Growth must be inclusive, with a focus on ecological sustainability, local livelihoods, and resilience to climate shocks. What’s needed is long-term cooperation focused on ecological resilience, inclusive development, and coordinated policy. As the UNOSSC 2025 Global Report notes, future development cooperation must focus on “systems transformation through inclusive, digital, and green transitions”, a vision that aligns closely with what the Bay needs.
Recent developments echo this vision—India and Sri Lanka, in partnership with the International Maritime Organization, have begun designing the first “Green Shipping Corridor” in the Bay, targeting zero-emission cargo routes by 2030. This initiative is expected to set new environmental benchmarks for regional maritime trade.
Often, when we talk about ports, we think only of cargo. But a new wave of thinking must recognise that ports are also about people. The idea is to make ports dynamic spaces where trade, employment, and mobility converge. This is where the vision of a blue economy meets fisherfolk, workers, small businesses, and future generations.
This brings us to the central idea of a blue and green future. Blue economy must go beyond being just a buzzword and become more about how we think of the ocean as a space for sustainable livelihoods, clean innovation, and inclusive development.
A green future, in this context, is about protecting biodiversity, reducing the vulnerability of coastal communities, and ensuring that growth respects the ecological limits of the Bay.
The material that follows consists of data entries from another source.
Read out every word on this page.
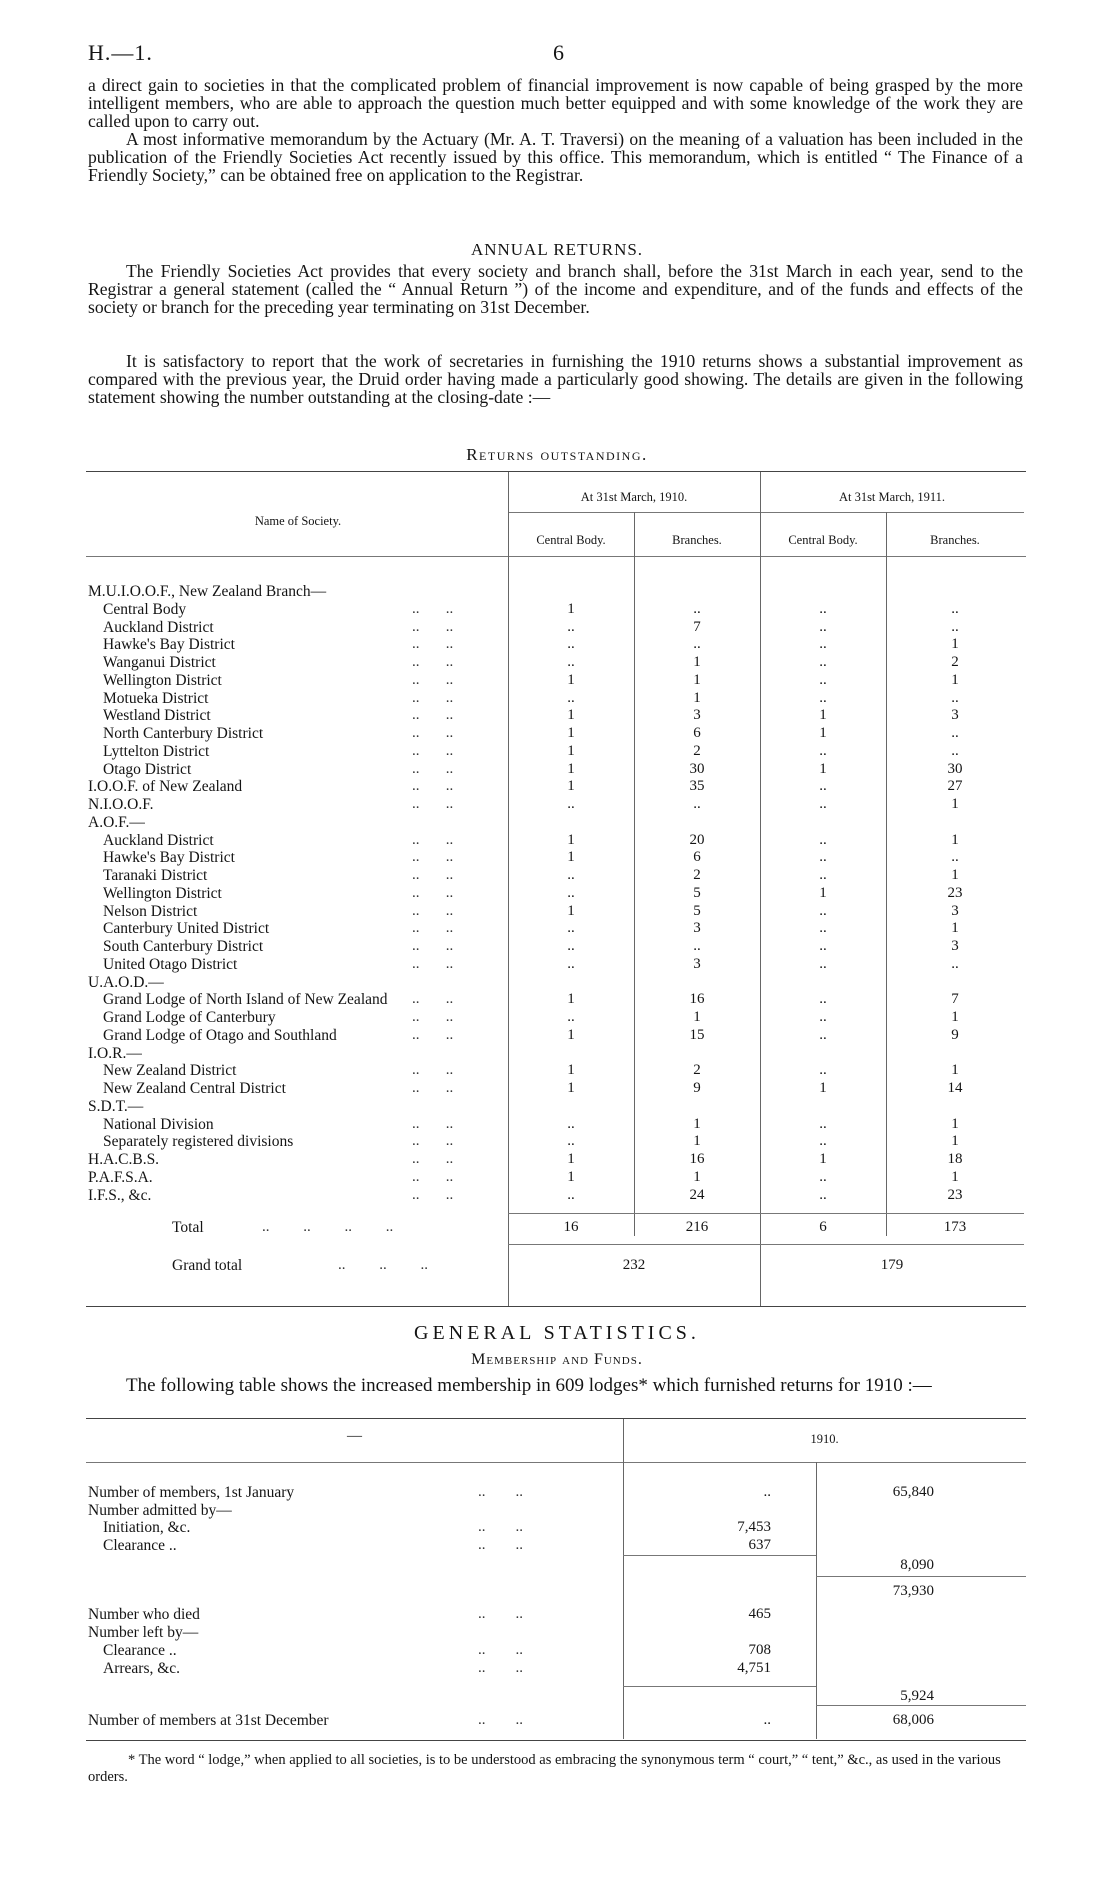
H.—1.	6

a direct gain to societies in that the complicated problem of financial improvement is now capable of being grasped by the more intelligent members, who are able to approach the question much better equipped and with some knowledge of the work they are called upon to carry out.

A most informative memorandum by the Actuary (Mr. A. T. Traversi) on the meaning of a valuation has been included in the publication of the Friendly Societies Act recently issued by this office. This memorandum, which is entitled “ The Finance of a Friendly Society,” can be obtained free on application to the Registrar.

ANNUAL RETURNS.

The Friendly Societies Act provides that every society and branch shall, before the 31st March in each year, send to the Registrar a general statement (called the “ Annual Return ”) of the income and expenditure, and of the funds and effects of the society or branch for the preceding year terminating on 31st December.

It is satisfactory to report that the work of secretaries in furnishing the 1910 returns shows a substantial improvement as compared with the previous year, the Druid order having made a particularly good showing. The details are given in the following statement showing the number outstanding at the closing-date :—

Returns outstanding.
Name of Society.
At 31st March, 1910.	At 31st March, 1911.
Central Body.	Branches.	Central Body.	Branches.
M.U.I.O.O.F., New Zealand Branch—
Central Body	..       ..	1	..	..	..
Auckland District	..       ..	..	7	..	..
Hawke's Bay District	..       ..	..	..	..	1
Wanganui District	..       ..	..	1	..	2
Wellington District	..       ..	1	1	..	1
Motueka District	..       ..	..	1	..	..
Westland District	..       ..	1	3	1	3
North Canterbury District	..       ..	1	6	1	..
Lyttelton District	..       ..	1	2	..	..
Otago District	..       ..	1	30	1	30
I.O.O.F. of New Zealand	..       ..	1	35	..	27
N.I.O.O.F.	..       ..	..	..	..	1
A.O.F.—
Auckland District	..       ..	1	20	..	1
Hawke's Bay District	..       ..	1	6	..	..
Taranaki District	..       ..	..	2	..	1
Wellington District	..       ..	..	5	1	23
Nelson District	..       ..	1	5	..	3
Canterbury United District	..       ..	..	3	..	1
South Canterbury District	..       ..	..	..	..	3
United Otago District	..       ..	..	3	..	..
U.A.O.D.—
Grand Lodge of North Island of New Zealand	..       ..	1	16	..	7
Grand Lodge of Canterbury	..       ..	..	1	..	1
Grand Lodge of Otago and Southland	..       ..	1	15	..	9
I.O.R.—
New Zealand District	..       ..	1	2	..	1
New Zealand Central District	..       ..	1	9	1	14
S.D.T.—
National Division	..       ..	..	1	..	1
Separately registered divisions	..       ..	..	1	..	1
H.A.C.B.S.	..       ..	1	16	1	18
P.A.F.S.A.	..       ..	1	1	..	1
I.F.S., &c.	..       ..	..	24	..	23
Total	..         ..         ..         ..	16	216	6	173
Grand total	..         ..         ..	232	179
GENERAL STATISTICS.
Membership and Funds.

The following table shows the increased membership in 609 lodges* which furnished returns for 1910 :—

—	1910.
Number of members, 1st January	..        ..	..	65,840
Number admitted by—
Initiation, &c.	..        ..	7,453
Clearance ..	..        ..	637
8,090
73,930
Number who died	..        ..	465
Number left by—
Clearance ..	..        ..	708
Arrears, &c.	..        ..	4,751
5,924
Number of members at 31st December	..        ..	..	68,006

* The word “ lodge,” when applied to all societies, is to be understood as embracing the synonymous term “ court,” “ tent,” &c., as used in the various orders.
We must build with care and with conscience. India’s recent initiatives, such as the Harit Sagar Guidelines, the push for green ports, and interest in green shipping corridors, show that sustainability is slowly being built into policy.

Adding momentum, the Government of India announced in June 2025 a “Blue Economy Innovation Fund” worth $250 million, aimed at supporting start-ups in marine biotechnology, eco-friendly aquaculture, and coastal resilience technologies. Early recipients include projects developing biodegradable fishing gear and AI-driven ocean monitoring systems.
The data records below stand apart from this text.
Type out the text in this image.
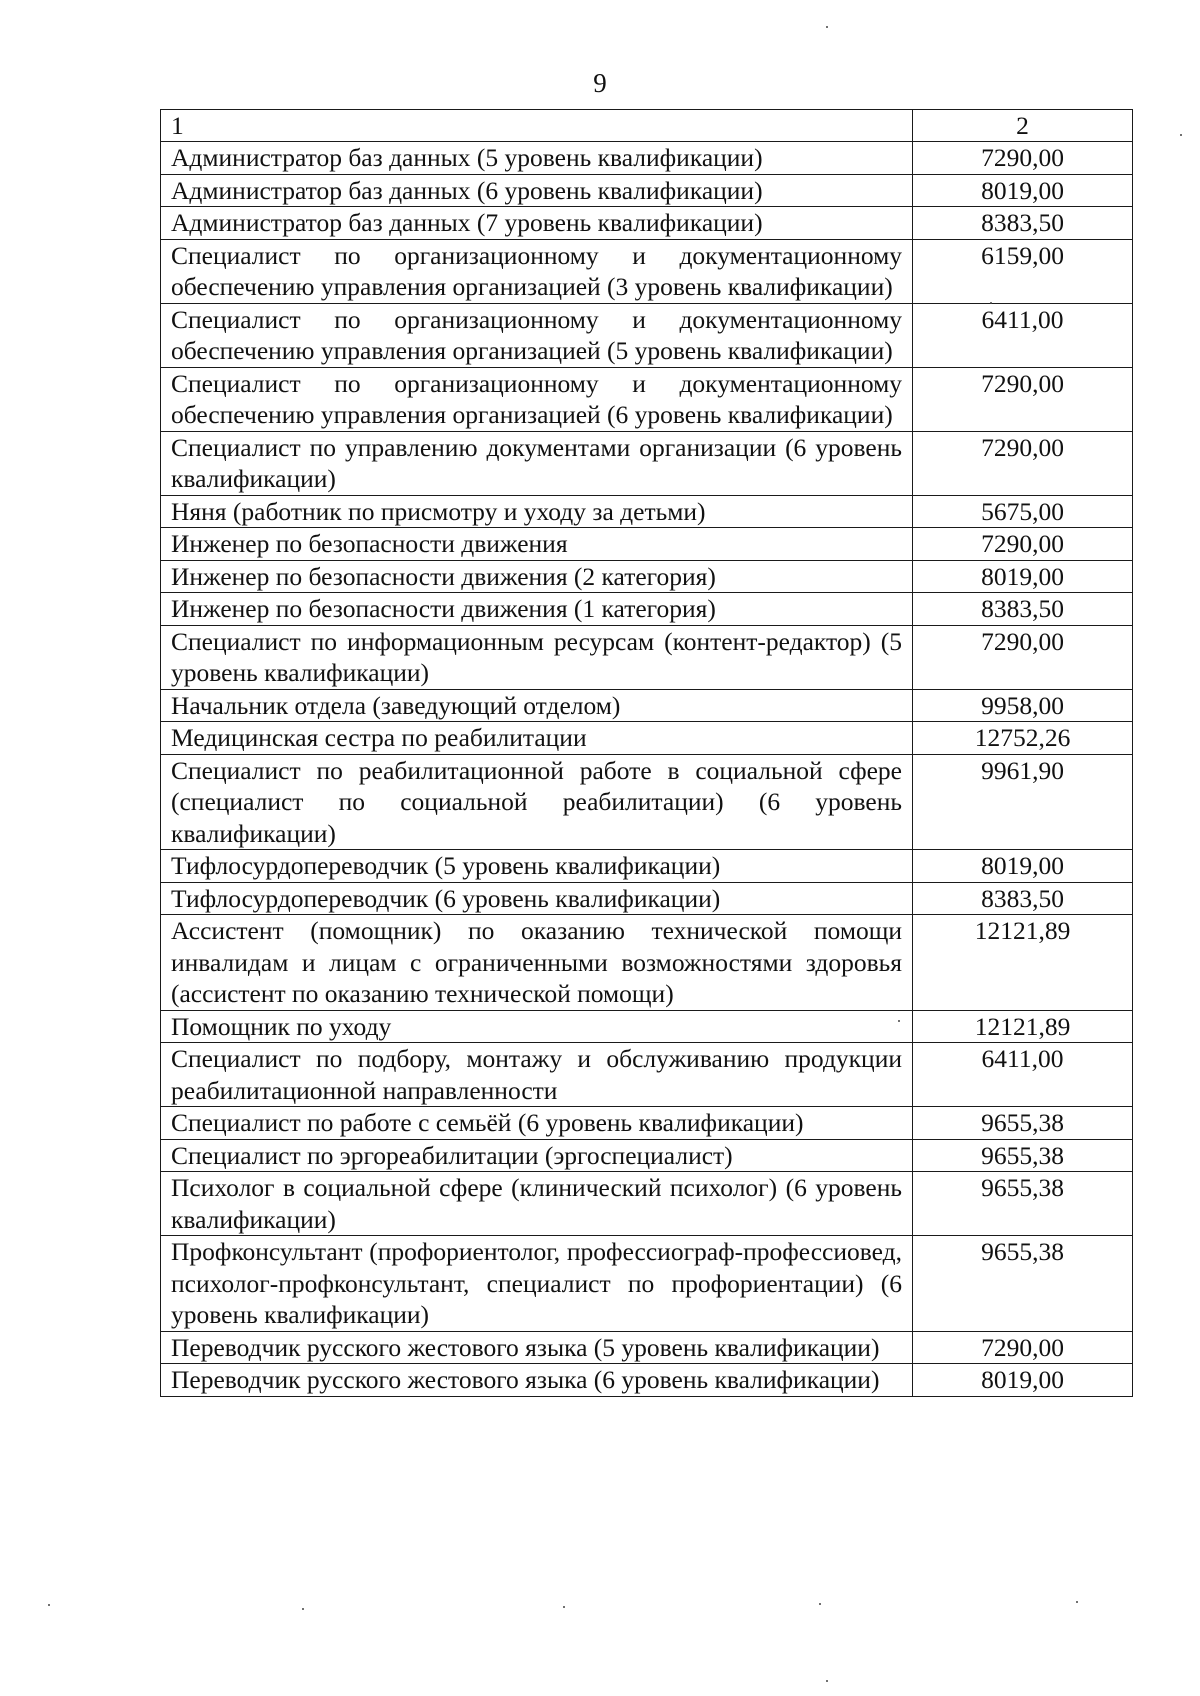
9
1	2
Администратор баз данных (5 уровень квалификации)	7290,00
Администратор баз данных (6 уровень квалификации)	8019,00
Администратор баз данных (7 уровень квалификации)	8383,50
Специалист по организационному и документационному обеспечению управления организацией (3 уровень квалификации)	6159,00
Специалист по организационному и документационному обеспечению управления организацией (5 уровень квалификации)	6411,00
Специалист по организационному и документационному обеспечению управления организацией (6 уровень квалификации)	7290,00
Специалист по управлению документами организации (6 уровень квалификации)	7290,00
Няня (работник по присмотру и уходу за детьми)	5675,00
Инженер по безопасности движения	7290,00
Инженер по безопасности движения (2 категория)	8019,00
Инженер по безопасности движения (1 категория)	8383,50
Специалист по информационным ресурсам (контент-редактор) (5 уровень квалификации)	7290,00
Начальник отдела (заведующий отделом)	9958,00
Медицинская сестра по реабилитации	12752,26
Специалист по реабилитационной работе в социальной сфере (специалист по социальной реабилитации) (6 уровень квалификации)	9961,90
Тифлосурдопереводчик (5 уровень квалификации)	8019,00
Тифлосурдопереводчик (6 уровень квалификации)	8383,50
Ассистент (помощник) по оказанию технической помощи инвалидам и лицам с ограниченными возможностями здоровья (ассистент по оказанию технической помощи)	12121,89
Помощник по уходу	12121,89
Специалист по подбору, монтажу и обслуживанию продукции реабилитационной направленности	6411,00
Специалист по работе с семьёй (6 уровень квалификации)	9655,38
Специалист по эргореабилитации (эргоспециалист)	9655,38
Психолог в социальной сфере (клинический психолог) (6 уровень квалификации)	9655,38
Профконсультант (профориентолог, профессиограф-профессиовед, психолог-профконсультант, специалист по профориентации) (6 уровень квалификации)	9655,38
Переводчик русского жестового языка (5 уровень квалификации)	7290,00
Переводчик русского жестового языка (6 уровень квалификации)	8019,00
These are early steps, but they reflect a growing understanding that our coasts and oceans are not infinite. By integrating climate sensitivity into port planning and infrastructure development, India is beginning to redefine what maritime growth should look like.
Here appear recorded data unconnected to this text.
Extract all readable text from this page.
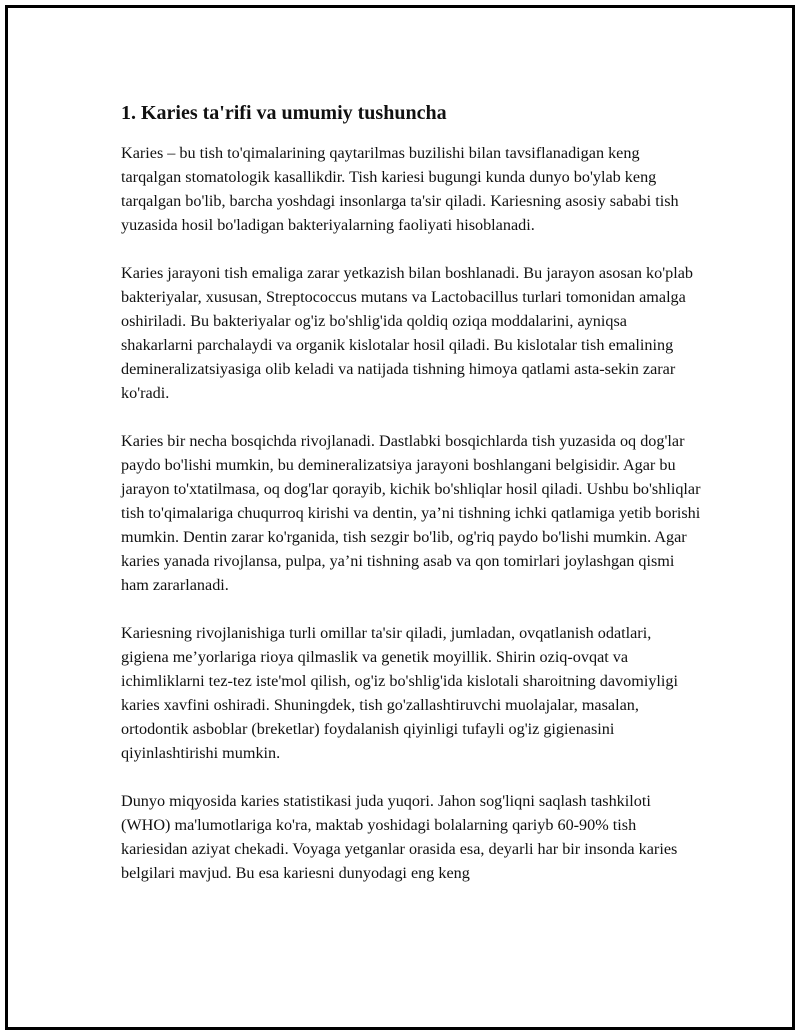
1. Karies ta'rifi va umumiy tushuncha

Karies – bu tish to'qimalarining qaytarilmas buzilishi bilan tavsiflanadigan keng tarqalgan stomatologik kasallikdir. Tish kariesi bugungi kunda dunyo bo'ylab keng tarqalgan bo'lib, barcha yoshdagi insonlarga ta'sir qiladi. Kariesning asosiy sababi tish yuzasida hosil bo'ladigan bakteriyalarning faoliyati hisoblanadi.

Karies jarayoni tish emaliga zarar yetkazish bilan boshlanadi. Bu jarayon asosan ko'plab bakteriyalar, xususan, Streptococcus mutans va Lactobacillus turlari tomonidan amalga oshiriladi. Bu bakteriyalar og'iz bo'shlig'ida qoldiq oziqa moddalarini, ayniqsa shakarlarni parchalaydi va organik kislotalar hosil qiladi. Bu kislotalar tish emalining demineralizatsiyasiga olib keladi va natijada tishning himoya qatlami asta-sekin zarar ko'radi.

Karies bir necha bosqichda rivojlanadi. Dastlabki bosqichlarda tish yuzasida oq dog'lar paydo bo'lishi mumkin, bu demineralizatsiya jarayoni boshlangani belgisidir. Agar bu jarayon to'xtatilmasa, oq dog'lar qorayib, kichik bo'shliqlar hosil qiladi. Ushbu bo'shliqlar tish to'qimalariga chuqurroq kirishi va dentin, ya’ni tishning ichki qatlamiga yetib borishi mumkin. Dentin zarar ko'rganida, tish sezgir bo'lib, og'riq paydo bo'lishi mumkin. Agar karies yanada rivojlansa, pulpa, ya’ni tishning asab va qon tomirlari joylashgan qismi ham zararlanadi.

Kariesning rivojlanishiga turli omillar ta'sir qiladi, jumladan, ovqatlanish odatlari, gigiena me’yorlariga rioya qilmaslik va genetik moyillik. Shirin oziq-ovqat va ichimliklarni tez-tez iste'mol qilish, og'iz bo'shlig'ida kislotali sharoitning davomiyligi karies xavfini oshiradi. Shuningdek, tish go'zallashtiruvchi muolajalar, masalan, ortodontik asboblar (breketlar) foydalanish qiyinligi tufayli og'iz gigienasini qiyinlashtirishi mumkin.

Dunyo miqyosida karies statistikasi juda yuqori. Jahon sog'liqni saqlash tashkiloti (WHO) ma'lumotlariga ko'ra, maktab yoshidagi bolalarning qariyb 60-90% tish kariesidan aziyat chekadi. Voyaga yetganlar orasida esa, deyarli har bir insonda karies belgilari mavjud. Bu esa kariesni dunyodagi eng keng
The Bay offers opportunities in fisheries, aquaculture, marine biotechnology, tourism, renewable ocean energy, and coastal development. But growth must not repeat the mistakes of land-based models.
If ports and coastal industries are built without regard for biodiversity or community well-being, they will deepen inequality and environmental damage. This is a chance to build differently, using digital tools, clean technology, and inclusive governance as the foundation.
The Bay is shared; no one country can tackle climate stress, pollution, or maritime threats in isolation. Countries in the region face similar problems, and working together is the only way to solve them.
India’s initiatives to establish common training platforms, regional policy dialogues, and institutional mechanisms are steps toward building what the UN calls “regional public goods”, benefits that extend beyond borders.
In line with this, BIMSTEC launched a new Regional Ocean Data and Forecasting Centre in Dhaka in August 2025, providing real-time information on weather, tides, and marine health to all member states, improving disaster preparedness and sustainable fisheries management.
Strengthening regional cooperation is vital for building a safer, more resilient, and sustainable Bay of Bengal. BIMSTEC can serve as a key platform for aligning environmental standards, sharing data, and coordinating disaster responses.
What is now required is consistent, collective action grounded in shared responsibility to move from fragmented efforts to strategic alignment. In a world facing rising geopolitical and supply chain risks, the Bay can offer a model of sustainable growth, regional integration, and people-centered development that can advance a future that is both blue and green.